The co-mutations of STK11 and KEAP1 foster an environment where tumor cells can grow even though they are being instructed to otherwise induce cell death. When performing an analysis of lung cancer that looked at mutations in tumors, biostatistician, Ronglai Shed, first discovered this co-mutation often occurs in lung adenocarcinomas deemed very aggressive and difficult to treat. Developing a drug that could effectively target this alteration would be a meaningful step forward as this co-mutation is found in 10% of lung adenocarcinomas.

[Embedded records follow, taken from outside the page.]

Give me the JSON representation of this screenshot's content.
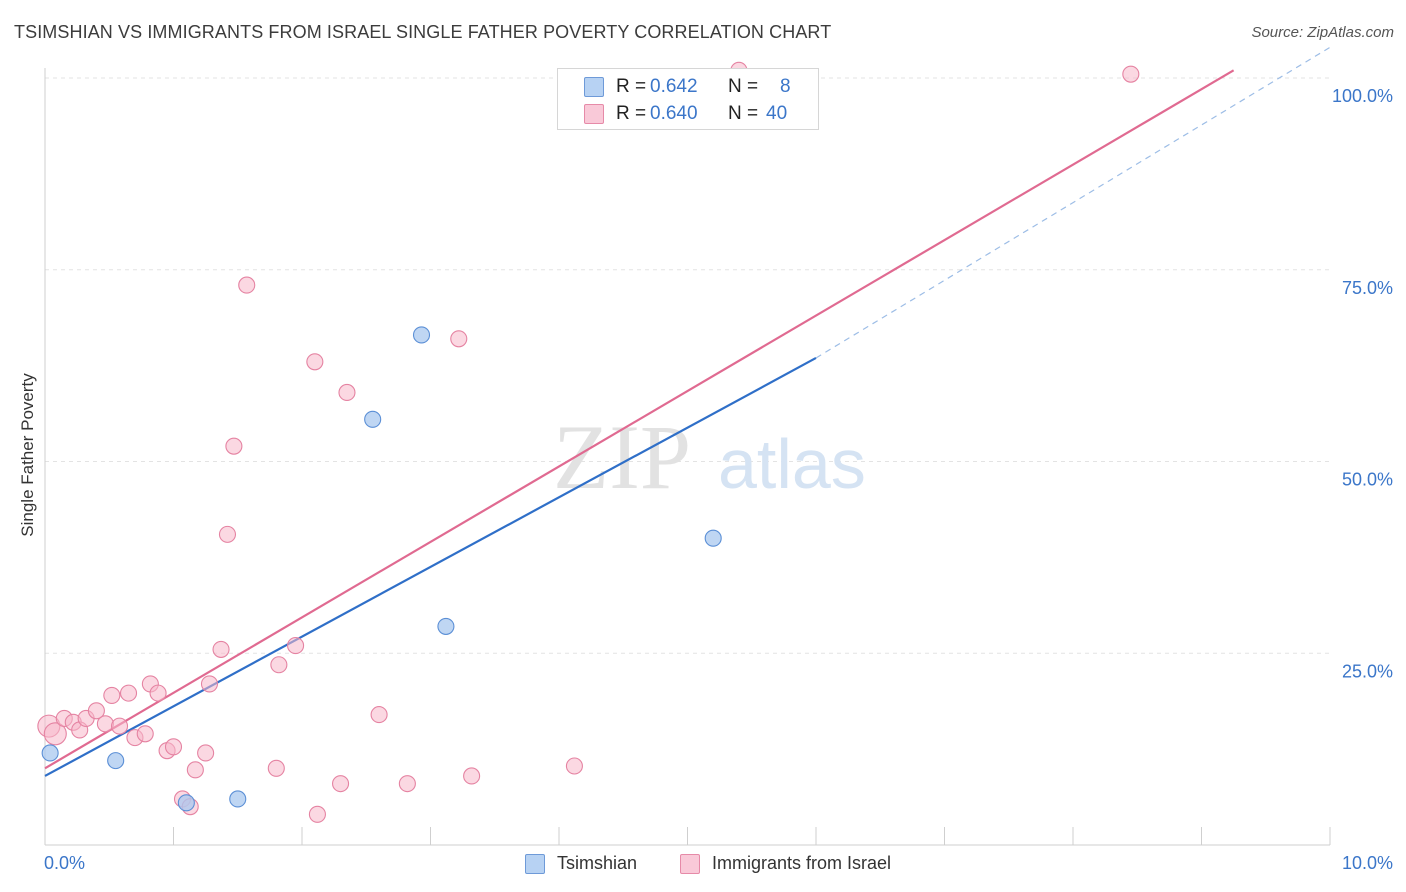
{
  "title": "TSIMSHIAN VS IMMIGRANTS FROM ISRAEL SINGLE FATHER POVERTY CORRELATION CHART",
  "source": "Source: ZipAtlas.com",
  "watermark": {
    "zip": "ZIP",
    "atlas": "atlas"
  },
  "legend_stats": [
    {
      "r_label": "R =",
      "r_value": "0.642",
      "n_label": "N =",
      "n_value": "8"
    },
    {
      "r_label": "R =",
      "r_value": "0.640",
      "n_label": "N =",
      "n_value": "40"
    }
  ],
  "chart_data": {
    "type": "scatter",
    "title": "TSIMSHIAN VS IMMIGRANTS FROM ISRAEL SINGLE FATHER POVERTY CORRELATION CHART",
    "xlabel": "",
    "ylabel": "Single Father Poverty",
    "xlim": [
      0,
      10
    ],
    "ylim": [
      0,
      100
    ],
    "x_tick_labels": [
      {
        "value": 0,
        "label": "0.0%"
      },
      {
        "value": 10,
        "label": "10.0%"
      }
    ],
    "y_tick_labels": [
      {
        "value": 25,
        "label": "25.0%"
      },
      {
        "value": 50,
        "label": "50.0%"
      },
      {
        "value": 75,
        "label": "75.0%"
      },
      {
        "value": 100,
        "label": "100.0%"
      }
    ],
    "grid": true,
    "legend_position": "bottom",
    "series": [
      {
        "name": "Tsimshian",
        "color": "#a9c8ef",
        "stroke": "#5b8fd6",
        "line_color": "#2f6fc8",
        "r": 0.642,
        "n": 8,
        "points": [
          {
            "x": 0.04,
            "y": 12.0
          },
          {
            "x": 0.55,
            "y": 11.0
          },
          {
            "x": 1.1,
            "y": 5.5
          },
          {
            "x": 1.5,
            "y": 6.0
          },
          {
            "x": 2.55,
            "y": 55.5
          },
          {
            "x": 2.93,
            "y": 66.5
          },
          {
            "x": 3.12,
            "y": 28.5
          },
          {
            "x": 5.2,
            "y": 40.0
          }
        ],
        "trend": {
          "x0": 0,
          "y0": 9.0,
          "x1": 6.0,
          "y1": 63.5,
          "dash_to_x": 10.0,
          "dash_to_y": 104.0
        }
      },
      {
        "name": "Immigrants from Israel",
        "color": "#f7b8cb",
        "stroke": "#e583a2",
        "line_color": "#e06a91",
        "r": 0.64,
        "n": 40,
        "points": [
          {
            "x": 0.03,
            "y": 15.5,
            "big": true
          },
          {
            "x": 0.08,
            "y": 14.5,
            "big": true
          },
          {
            "x": 0.15,
            "y": 16.5
          },
          {
            "x": 0.22,
            "y": 16.0
          },
          {
            "x": 0.27,
            "y": 15.0
          },
          {
            "x": 0.32,
            "y": 16.5
          },
          {
            "x": 0.4,
            "y": 17.5
          },
          {
            "x": 0.47,
            "y": 15.8
          },
          {
            "x": 0.52,
            "y": 19.5
          },
          {
            "x": 0.58,
            "y": 15.5
          },
          {
            "x": 0.65,
            "y": 19.8
          },
          {
            "x": 0.7,
            "y": 14.0
          },
          {
            "x": 0.78,
            "y": 14.5
          },
          {
            "x": 0.82,
            "y": 21.0
          },
          {
            "x": 0.88,
            "y": 19.8
          },
          {
            "x": 0.95,
            "y": 12.3
          },
          {
            "x": 1.0,
            "y": 12.8
          },
          {
            "x": 1.07,
            "y": 6.0
          },
          {
            "x": 1.13,
            "y": 5.0
          },
          {
            "x": 1.17,
            "y": 9.8
          },
          {
            "x": 1.25,
            "y": 12.0
          },
          {
            "x": 1.28,
            "y": 21.0
          },
          {
            "x": 1.37,
            "y": 25.5
          },
          {
            "x": 1.42,
            "y": 40.5
          },
          {
            "x": 1.47,
            "y": 52.0
          },
          {
            "x": 1.57,
            "y": 73.0
          },
          {
            "x": 1.8,
            "y": 10.0
          },
          {
            "x": 1.82,
            "y": 23.5
          },
          {
            "x": 1.95,
            "y": 26.0
          },
          {
            "x": 2.1,
            "y": 63.0
          },
          {
            "x": 2.12,
            "y": 4.0
          },
          {
            "x": 2.3,
            "y": 8.0
          },
          {
            "x": 2.35,
            "y": 59.0
          },
          {
            "x": 2.6,
            "y": 17.0
          },
          {
            "x": 2.82,
            "y": 8.0
          },
          {
            "x": 3.22,
            "y": 66.0
          },
          {
            "x": 3.32,
            "y": 9.0
          },
          {
            "x": 4.12,
            "y": 10.3
          },
          {
            "x": 5.4,
            "y": 101.0
          },
          {
            "x": 8.45,
            "y": 100.5
          }
        ],
        "trend": {
          "x0": 0,
          "y0": 10.0,
          "x1": 9.25,
          "y1": 101.0
        }
      }
    ]
  }
}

After the unexpected discovery of ferroptosis’s connection to the co-mutation, Dr. Rudin said the “findings suggest that targeting certain proteins that play a role in the regulation of ferroptosis could lead to new treatments for this cancer.”

Enter CRISPR

Gene-editing tool CRISPR was used to create three types of cells. During the process, a graduate student under Dr. Rudin, Corrin Wohlhieter, “knocked out” cells that contained STK11, cells that contained KEAP1, and some cells that contained both. Each of the three cells types were then isolated and studied in lab mouse models. After analyzing the behaviors of the cells, Corrin was able to identify which “genes were activated when STK11 and KEAP1 were lost.”

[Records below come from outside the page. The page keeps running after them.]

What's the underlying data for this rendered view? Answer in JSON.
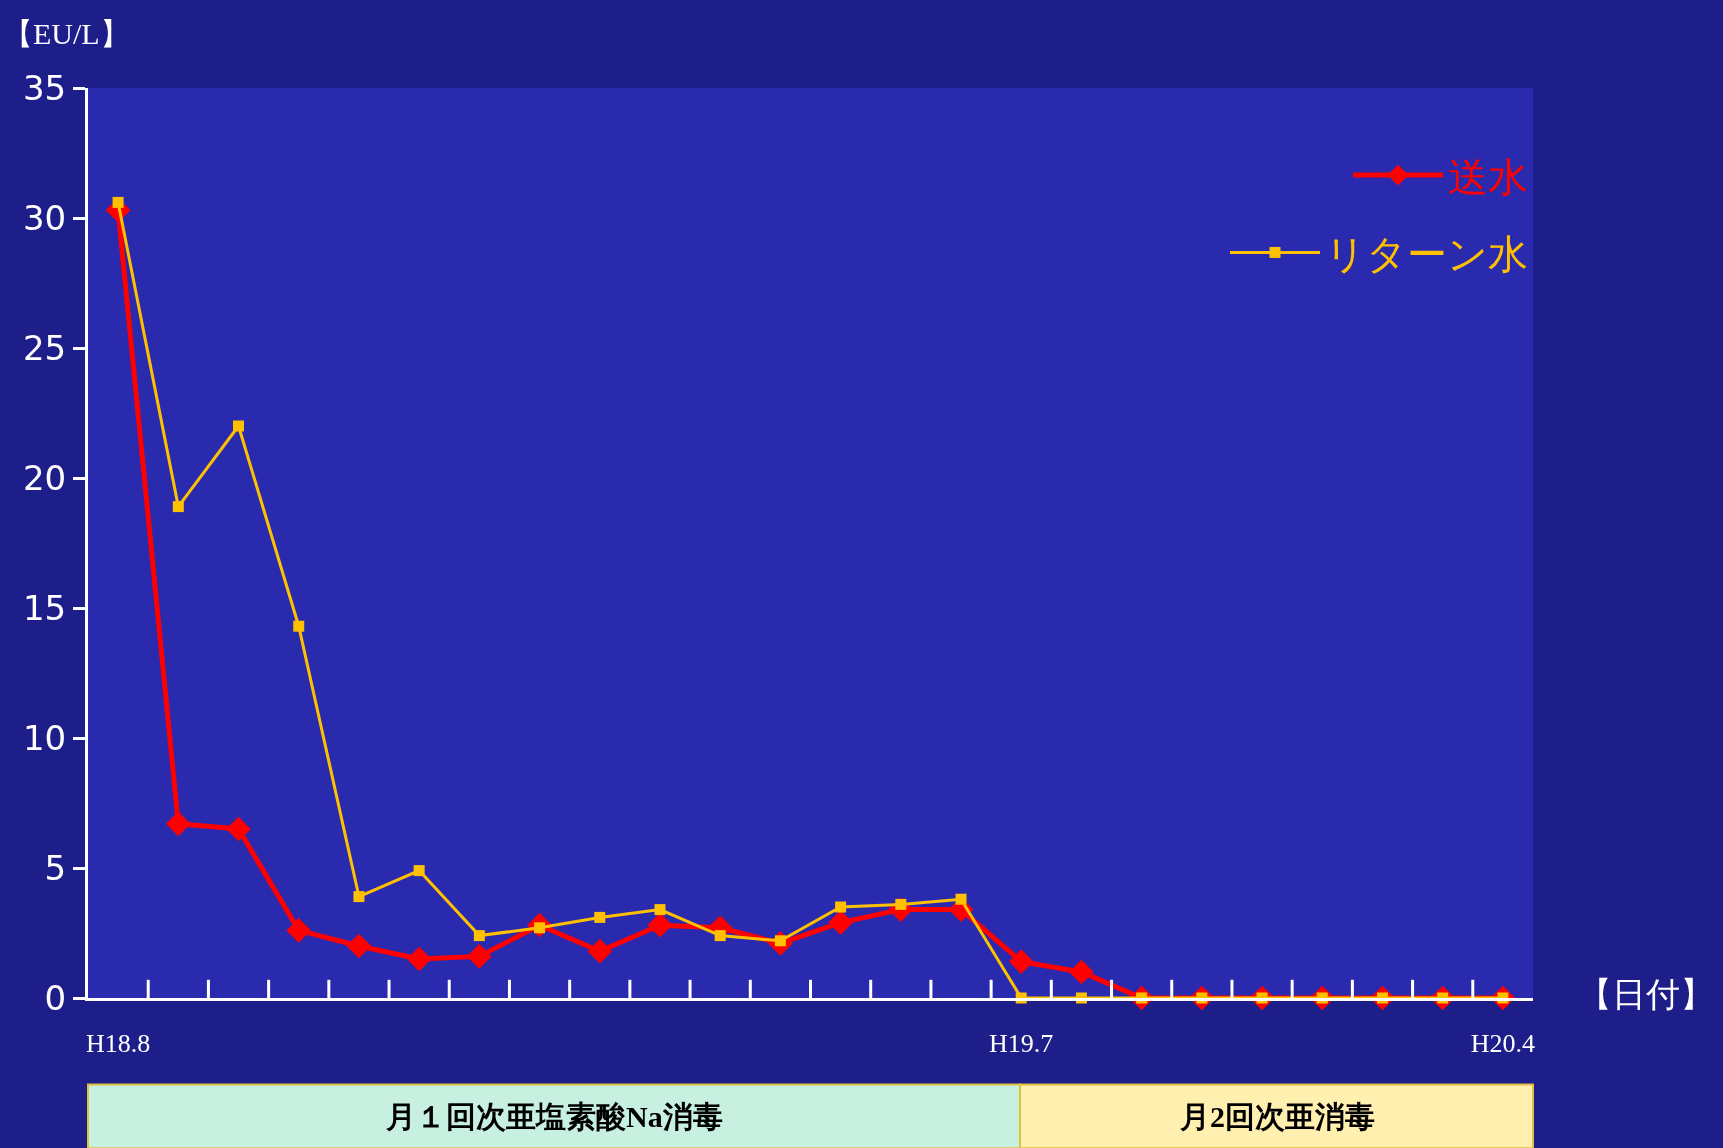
{
  "chart_data": {
    "type": "line",
    "ylabel": "【EU/L】",
    "xlabel": "【日付】",
    "categories": [
      "H18.8",
      null,
      null,
      null,
      null,
      null,
      null,
      null,
      null,
      null,
      null,
      null,
      null,
      null,
      null,
      "H19.7",
      null,
      null,
      null,
      null,
      null,
      null,
      null,
      "H20.4"
    ],
    "series": [
      {
        "name": "送水",
        "color": "#ff0000",
        "marker": "diamond",
        "values": [
          30.3,
          6.7,
          6.5,
          2.6,
          2.0,
          1.5,
          1.6,
          2.8,
          1.8,
          2.8,
          2.7,
          2.1,
          2.9,
          3.4,
          3.4,
          1.4,
          1.0,
          0,
          0,
          0,
          0,
          0,
          0,
          0
        ]
      },
      {
        "name": "リターン水",
        "color": "#ffc000",
        "marker": "square",
        "values": [
          30.6,
          18.9,
          22.0,
          14.3,
          3.9,
          4.9,
          2.4,
          2.7,
          3.1,
          3.4,
          2.4,
          2.2,
          3.5,
          3.6,
          3.8,
          0,
          0,
          0,
          0,
          0,
          0,
          0,
          0,
          0
        ]
      }
    ],
    "ylim": [
      0,
      35
    ],
    "yticks": [
      0,
      5,
      10,
      15,
      20,
      25,
      30,
      35
    ],
    "grid": false,
    "legend": "top right",
    "line_style": "solid",
    "annotations": [
      "月１回次亜塩素酸Na消毒",
      "月2回次亜消毒"
    ]
  }
}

By creating these knockouts, it allows us to really focus on cells with these mutations and to link any behaviors we observe to the presence or absence of these factors."

The team discovered that the STK11/KEAP1 mutation contained “high levels of proteins already known to make cells resistant to ferroptosis.” One of these proteins is called SCD1 and the team agreed that it is an especially good target for these tumors.

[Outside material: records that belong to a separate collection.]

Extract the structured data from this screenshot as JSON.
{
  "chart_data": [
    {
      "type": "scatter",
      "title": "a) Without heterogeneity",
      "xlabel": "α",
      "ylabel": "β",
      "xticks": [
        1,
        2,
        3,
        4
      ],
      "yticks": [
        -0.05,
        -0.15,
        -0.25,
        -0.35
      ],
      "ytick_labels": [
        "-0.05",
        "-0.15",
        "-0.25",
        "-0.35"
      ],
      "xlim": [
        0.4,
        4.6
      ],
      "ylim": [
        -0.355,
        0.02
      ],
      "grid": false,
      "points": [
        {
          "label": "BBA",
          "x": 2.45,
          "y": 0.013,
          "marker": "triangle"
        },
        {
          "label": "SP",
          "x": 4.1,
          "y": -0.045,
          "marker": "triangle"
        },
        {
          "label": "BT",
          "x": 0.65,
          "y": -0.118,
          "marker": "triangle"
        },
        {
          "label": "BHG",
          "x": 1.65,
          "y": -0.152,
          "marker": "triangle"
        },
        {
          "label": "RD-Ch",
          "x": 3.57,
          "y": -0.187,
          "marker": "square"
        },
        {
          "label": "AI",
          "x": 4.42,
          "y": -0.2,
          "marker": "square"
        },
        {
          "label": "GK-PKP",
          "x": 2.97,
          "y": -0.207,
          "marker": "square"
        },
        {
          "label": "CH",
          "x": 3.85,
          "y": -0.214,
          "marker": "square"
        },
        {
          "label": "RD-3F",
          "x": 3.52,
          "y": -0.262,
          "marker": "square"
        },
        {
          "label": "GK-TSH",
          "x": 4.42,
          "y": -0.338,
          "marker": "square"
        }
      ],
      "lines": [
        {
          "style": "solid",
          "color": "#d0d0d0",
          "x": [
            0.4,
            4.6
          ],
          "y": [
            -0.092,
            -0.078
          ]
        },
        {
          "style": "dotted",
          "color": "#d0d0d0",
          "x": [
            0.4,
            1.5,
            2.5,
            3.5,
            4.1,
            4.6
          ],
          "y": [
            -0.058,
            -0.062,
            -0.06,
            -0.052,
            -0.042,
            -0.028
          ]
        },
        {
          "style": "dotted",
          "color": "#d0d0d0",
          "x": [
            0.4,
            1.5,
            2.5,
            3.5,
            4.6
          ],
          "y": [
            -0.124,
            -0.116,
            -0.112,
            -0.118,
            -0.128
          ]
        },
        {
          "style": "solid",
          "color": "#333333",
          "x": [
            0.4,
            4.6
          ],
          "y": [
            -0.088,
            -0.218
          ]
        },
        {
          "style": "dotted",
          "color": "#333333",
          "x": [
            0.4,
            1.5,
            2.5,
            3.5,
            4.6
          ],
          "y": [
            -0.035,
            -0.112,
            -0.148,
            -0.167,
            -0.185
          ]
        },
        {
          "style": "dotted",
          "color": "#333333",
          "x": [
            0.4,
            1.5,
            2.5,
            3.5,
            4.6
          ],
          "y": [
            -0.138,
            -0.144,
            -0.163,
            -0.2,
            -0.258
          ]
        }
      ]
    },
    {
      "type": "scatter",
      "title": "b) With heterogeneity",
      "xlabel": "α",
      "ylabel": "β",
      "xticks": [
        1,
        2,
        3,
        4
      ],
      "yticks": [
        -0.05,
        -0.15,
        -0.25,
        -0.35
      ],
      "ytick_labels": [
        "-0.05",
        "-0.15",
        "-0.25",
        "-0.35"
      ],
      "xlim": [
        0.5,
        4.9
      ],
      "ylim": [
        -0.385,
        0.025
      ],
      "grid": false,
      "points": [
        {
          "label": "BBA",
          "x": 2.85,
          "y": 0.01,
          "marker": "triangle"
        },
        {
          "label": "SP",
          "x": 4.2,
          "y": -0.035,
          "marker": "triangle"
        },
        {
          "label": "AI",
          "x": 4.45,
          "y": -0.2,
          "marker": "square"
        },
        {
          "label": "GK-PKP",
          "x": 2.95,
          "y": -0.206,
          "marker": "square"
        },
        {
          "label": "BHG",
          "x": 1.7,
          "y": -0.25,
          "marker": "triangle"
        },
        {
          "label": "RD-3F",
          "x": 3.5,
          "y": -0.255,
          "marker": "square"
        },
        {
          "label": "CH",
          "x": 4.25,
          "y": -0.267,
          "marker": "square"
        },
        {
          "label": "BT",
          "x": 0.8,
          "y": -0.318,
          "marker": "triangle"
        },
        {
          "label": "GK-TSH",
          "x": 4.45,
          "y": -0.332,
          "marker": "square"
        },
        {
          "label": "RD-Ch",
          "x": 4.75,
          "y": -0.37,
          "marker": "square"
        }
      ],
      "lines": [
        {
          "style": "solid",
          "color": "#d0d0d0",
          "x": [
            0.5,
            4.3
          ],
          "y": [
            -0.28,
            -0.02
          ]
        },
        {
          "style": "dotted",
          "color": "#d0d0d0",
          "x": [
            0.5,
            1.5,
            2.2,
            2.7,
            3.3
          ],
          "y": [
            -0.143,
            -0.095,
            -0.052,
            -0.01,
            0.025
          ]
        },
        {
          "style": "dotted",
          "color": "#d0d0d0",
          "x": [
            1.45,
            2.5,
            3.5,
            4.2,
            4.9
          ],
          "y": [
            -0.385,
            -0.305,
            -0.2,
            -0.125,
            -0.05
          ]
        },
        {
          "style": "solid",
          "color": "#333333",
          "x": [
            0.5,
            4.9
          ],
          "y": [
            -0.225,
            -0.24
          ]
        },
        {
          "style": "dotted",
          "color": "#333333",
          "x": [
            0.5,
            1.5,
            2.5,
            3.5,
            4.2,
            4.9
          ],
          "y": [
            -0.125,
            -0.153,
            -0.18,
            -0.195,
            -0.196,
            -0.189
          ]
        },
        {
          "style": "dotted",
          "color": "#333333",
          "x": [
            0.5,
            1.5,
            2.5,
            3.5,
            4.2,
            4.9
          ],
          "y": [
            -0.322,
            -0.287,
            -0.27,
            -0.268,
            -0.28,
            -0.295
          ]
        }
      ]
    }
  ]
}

As far as next steps are concerned, several MSK labs are currently looking into strategies for targeting ferroptosis in cancer cells to develop drugs to treat difficult cancers.3

 

1.Corrin A. Wohlhieter, Allison L. Richards, John T. Poirier, Fathema Uddin, Christopher Hulton, Elisa De Stanchina, Thales Papagiannakopoulos, Triparna Sen, Charles M. Rudin. STK11 and KEAP1 co-mutation cooperatively promotes rapid tumor growth in lung adenocarcinoma [abstract]. In: Proceedings of the Annual Meeting of the American Association for Cancer Research 2020; 2020 Apr 27-28 and Jun 22-24. Philadelphia (PA): AACR; Cancer Res 2020;80(16 Suppl): Abstract nr 1800A.
2. Li, J., Cao, F., Yin, Hl. et al. Ferroptosis: past, present and future. Cell Death Dis 11, 88 (2020). https://doi.org/10.1038/s41419-020-2298-2
3. Tuesday, December 1. “Unexpected Finding Reveals New Target for Aggressive Form of Lung Cancer.” Memorial Sloan Kettering Cancer Center, 1 Dec. 2020, www.mskcc.org/news/unexpected-finding-reveals-new-target-aggressive-form-lung.